Editor’s Note, March 15 2012

Tamarindo is a beach town in northern Costa Rica, a country recently named one of the developing world’s 12 most ethical travel destinations by Ethical Traveler. Ethical Traveler is either not very scrupulous, or they simply don’t share my code of ethics. I spent spring break in Tamarindo and took a few occasions to record my thoughts. This account is almost totally unverifiable, but still: I couldn’t make this s**t up.

Mar. 11, 10:41 a.m.

The guy from the middle seat is standing behind me in the customs line in Miami. I wonder if he knows how long it’s been since I last showered. For the last two hours, I listened to him have an excruciating conversation with the girl in the window seat that touched, weirdly, on Duke basketball (middle seat guy thinks Seth Curry’s ego is detrimental to the team, bases argument on “the way he looks on the court”). I chose not to introduce myself.

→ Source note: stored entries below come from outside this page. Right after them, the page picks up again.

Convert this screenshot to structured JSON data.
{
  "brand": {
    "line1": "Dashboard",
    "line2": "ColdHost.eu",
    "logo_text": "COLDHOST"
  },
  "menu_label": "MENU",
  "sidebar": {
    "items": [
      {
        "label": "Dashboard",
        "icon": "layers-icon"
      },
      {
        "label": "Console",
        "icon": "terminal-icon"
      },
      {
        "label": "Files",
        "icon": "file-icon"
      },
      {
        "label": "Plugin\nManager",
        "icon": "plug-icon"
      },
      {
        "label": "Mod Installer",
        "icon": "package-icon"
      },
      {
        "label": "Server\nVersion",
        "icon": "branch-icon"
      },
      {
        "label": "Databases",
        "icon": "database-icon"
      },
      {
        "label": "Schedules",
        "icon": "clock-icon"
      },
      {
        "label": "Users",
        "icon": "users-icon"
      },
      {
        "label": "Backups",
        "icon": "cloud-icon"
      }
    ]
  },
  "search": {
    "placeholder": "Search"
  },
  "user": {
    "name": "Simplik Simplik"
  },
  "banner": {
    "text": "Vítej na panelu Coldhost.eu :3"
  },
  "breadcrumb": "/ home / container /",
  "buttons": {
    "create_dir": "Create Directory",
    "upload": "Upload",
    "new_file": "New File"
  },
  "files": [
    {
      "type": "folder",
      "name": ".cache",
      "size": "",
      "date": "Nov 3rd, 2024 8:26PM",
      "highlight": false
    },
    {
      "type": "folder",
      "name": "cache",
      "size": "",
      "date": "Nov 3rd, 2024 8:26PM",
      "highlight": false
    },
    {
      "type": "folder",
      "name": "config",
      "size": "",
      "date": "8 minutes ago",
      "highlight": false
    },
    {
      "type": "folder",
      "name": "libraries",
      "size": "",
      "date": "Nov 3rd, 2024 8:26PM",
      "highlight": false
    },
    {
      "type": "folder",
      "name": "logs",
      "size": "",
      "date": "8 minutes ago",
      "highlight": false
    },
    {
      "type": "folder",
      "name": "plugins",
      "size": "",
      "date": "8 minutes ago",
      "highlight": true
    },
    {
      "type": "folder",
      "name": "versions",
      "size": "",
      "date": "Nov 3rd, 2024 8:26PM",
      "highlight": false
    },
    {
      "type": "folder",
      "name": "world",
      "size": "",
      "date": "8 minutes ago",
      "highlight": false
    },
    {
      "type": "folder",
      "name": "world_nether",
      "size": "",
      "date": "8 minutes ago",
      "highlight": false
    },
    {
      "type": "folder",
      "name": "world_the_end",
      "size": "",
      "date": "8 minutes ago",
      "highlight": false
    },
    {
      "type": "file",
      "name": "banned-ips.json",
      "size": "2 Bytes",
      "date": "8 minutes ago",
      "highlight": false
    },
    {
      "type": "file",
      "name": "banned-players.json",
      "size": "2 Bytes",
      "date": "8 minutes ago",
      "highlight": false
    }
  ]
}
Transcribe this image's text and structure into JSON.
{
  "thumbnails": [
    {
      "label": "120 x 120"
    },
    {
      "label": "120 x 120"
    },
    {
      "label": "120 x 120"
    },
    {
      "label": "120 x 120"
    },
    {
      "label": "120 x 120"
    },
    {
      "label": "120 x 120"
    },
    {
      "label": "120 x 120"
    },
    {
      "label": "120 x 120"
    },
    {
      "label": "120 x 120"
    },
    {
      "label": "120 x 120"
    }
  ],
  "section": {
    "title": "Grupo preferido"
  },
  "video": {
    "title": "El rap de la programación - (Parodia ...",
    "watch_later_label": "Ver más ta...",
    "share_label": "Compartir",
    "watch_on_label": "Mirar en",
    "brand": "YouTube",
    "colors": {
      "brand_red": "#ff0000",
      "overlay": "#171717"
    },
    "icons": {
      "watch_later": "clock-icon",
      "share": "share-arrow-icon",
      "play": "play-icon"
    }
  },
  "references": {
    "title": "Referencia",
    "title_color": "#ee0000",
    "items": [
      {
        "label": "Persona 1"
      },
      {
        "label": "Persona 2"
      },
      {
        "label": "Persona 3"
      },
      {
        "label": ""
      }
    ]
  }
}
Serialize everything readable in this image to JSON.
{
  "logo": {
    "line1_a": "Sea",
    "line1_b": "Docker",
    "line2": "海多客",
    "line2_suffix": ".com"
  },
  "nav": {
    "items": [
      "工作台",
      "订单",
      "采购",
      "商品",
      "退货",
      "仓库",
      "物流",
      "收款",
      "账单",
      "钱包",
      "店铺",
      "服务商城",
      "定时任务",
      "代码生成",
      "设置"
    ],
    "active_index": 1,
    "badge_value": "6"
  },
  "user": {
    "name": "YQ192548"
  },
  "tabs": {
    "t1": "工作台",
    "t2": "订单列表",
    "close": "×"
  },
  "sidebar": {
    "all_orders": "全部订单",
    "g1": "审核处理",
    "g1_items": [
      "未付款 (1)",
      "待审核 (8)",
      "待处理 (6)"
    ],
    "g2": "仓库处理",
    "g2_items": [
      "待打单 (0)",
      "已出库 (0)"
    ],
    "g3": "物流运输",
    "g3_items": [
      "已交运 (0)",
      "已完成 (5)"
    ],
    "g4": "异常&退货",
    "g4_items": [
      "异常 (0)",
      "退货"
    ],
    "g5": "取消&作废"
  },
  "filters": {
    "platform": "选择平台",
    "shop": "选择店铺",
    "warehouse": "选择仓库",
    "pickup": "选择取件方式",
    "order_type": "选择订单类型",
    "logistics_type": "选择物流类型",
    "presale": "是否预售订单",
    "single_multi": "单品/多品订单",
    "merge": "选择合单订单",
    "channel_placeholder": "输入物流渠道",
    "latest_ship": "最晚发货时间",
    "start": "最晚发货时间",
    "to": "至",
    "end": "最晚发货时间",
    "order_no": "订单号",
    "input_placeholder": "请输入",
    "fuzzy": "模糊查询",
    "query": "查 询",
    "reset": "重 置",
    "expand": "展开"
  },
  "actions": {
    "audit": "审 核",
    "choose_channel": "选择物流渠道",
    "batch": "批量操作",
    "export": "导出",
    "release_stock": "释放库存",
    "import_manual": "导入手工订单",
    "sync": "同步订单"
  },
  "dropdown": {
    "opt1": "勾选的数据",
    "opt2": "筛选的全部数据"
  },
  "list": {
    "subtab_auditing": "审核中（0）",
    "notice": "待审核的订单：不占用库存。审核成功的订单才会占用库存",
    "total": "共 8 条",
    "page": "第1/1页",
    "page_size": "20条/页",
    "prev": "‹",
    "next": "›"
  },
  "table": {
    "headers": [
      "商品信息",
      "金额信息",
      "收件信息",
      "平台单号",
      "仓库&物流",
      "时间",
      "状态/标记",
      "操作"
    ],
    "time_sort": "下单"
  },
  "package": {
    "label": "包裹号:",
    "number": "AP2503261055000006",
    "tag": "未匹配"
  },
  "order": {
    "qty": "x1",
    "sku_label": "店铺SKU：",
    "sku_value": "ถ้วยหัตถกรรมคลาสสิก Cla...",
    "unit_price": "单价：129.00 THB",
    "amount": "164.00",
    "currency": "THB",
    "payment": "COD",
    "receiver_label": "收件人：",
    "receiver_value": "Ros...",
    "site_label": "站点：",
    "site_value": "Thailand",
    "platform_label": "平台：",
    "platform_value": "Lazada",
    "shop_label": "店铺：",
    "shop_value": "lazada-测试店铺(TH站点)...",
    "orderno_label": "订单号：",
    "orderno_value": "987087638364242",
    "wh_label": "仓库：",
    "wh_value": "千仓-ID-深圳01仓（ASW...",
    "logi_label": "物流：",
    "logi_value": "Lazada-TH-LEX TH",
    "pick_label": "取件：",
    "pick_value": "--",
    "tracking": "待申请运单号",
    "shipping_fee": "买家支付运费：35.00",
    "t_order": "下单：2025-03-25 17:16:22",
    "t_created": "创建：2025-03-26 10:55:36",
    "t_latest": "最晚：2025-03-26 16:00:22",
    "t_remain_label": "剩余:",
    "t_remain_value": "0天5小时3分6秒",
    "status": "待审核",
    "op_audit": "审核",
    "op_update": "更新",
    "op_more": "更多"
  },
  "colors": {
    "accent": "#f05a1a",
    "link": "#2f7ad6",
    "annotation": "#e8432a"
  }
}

My customs agent is a tan, thirty-ish guy named Richard. He has pretty clearly gotten more sleep than I have in the last 48 hours.

“What was the nature of your visit to Costa Rica?”

“Tourism.”

“...”

“I was on vacation. For spring break.”

“What happened to your face?”

“...”

“You don’t know what happened to your face?”

“It’s a long story.”

Richard looks at me with sort of a what-can-you-do expression.

“Welcome to the United States, Mr. Green.”

Customs agents are good at stamping passports, which makes sense because they’re professional passport-stampers. Richard stamps my passport with remarkable authority. Every time I try to sling my backpack over my shoulder, I wince a little bit. The skin on my shoulders is dotted with little brown scabs and is highly sensitive to temperature. I don’t know what differentiates a first-degree burn from a second-degree one.

Mar. 7, 2:35 a.m.

I look out over the second floor balcony of the house we’ve rented for the week. The house is called Casa La Palappa and I have absolutely no idea as to the mailing address. Behind me, 50 or 60 people are drinking and talking loudly; I hear snippets about howler monkeys, and old AIM screen names and the physics of opening a beer bottle with one’s teeth, all of which sound to me equally and extremely engaging. There’s loud music, too, coming from downstairs, which sounds pretty great as well. I go announce my intention to join one of the conversations by standing very close to a group of people, and speaking loudly. Tact is not my strongest suit at the mooment, but that’s a pretty distant concern. I’ve got a big wet bottle in my fist. I’m put together beautifully.

Mar. 6, 1:06 p.m.

I’m walking along the beach holding a plastic cup full of something called a Miami Vice, which is a pretty colorful amalgamation of sugar and ice and liquor. I know from yesterday afternoon that I can drink exactly eight of these plastic cups before my speech starts to slur. The rum is denser than the ice and sinks to the bottom; to preserve the uniformity of taste from one sip to the next, it’s best not to use a straw.

There are two or three plastic adjustable recliners every ten yards or so on the beachfront behind the Hotel Diria, which is the hotel where most of the white people above the age of 40 in Tamarindo appear to be staying. When you sit down or lay down on one of these recliners, a guy wearing a knockoff Boca Juniors football jersey will approach and inform you that it costs $5 to use the recliner for the day. The price is not responsive to the time of day. Cash is the only acceptable form of payment, and Boca Juniors guy does not give receipts.

A little past Boca Juniors guy on the beachfront, a small cadre of shirtless, dark-skinned guys with orange-streaked afros and board shorts past their knees solicit passersby.

“Hey amigo, surf lesson?”

“...”

“Ganja? Blow?”

Mar. 10, 5:49 p.m.

Little flickers of sunlight are visible over the Pacific for a couple minutes immediately after the sun drops below the horizon. I don’t know what causes this. Tamarindo does not appear to have a hospital or a police force; they do, however, have a pharmacy that, over the counter, dispenses the sort of painkillers that require at least two physician consults to obtain in the United States. I imagine that this is something like what the United States would be like, if not for the War on Drugs.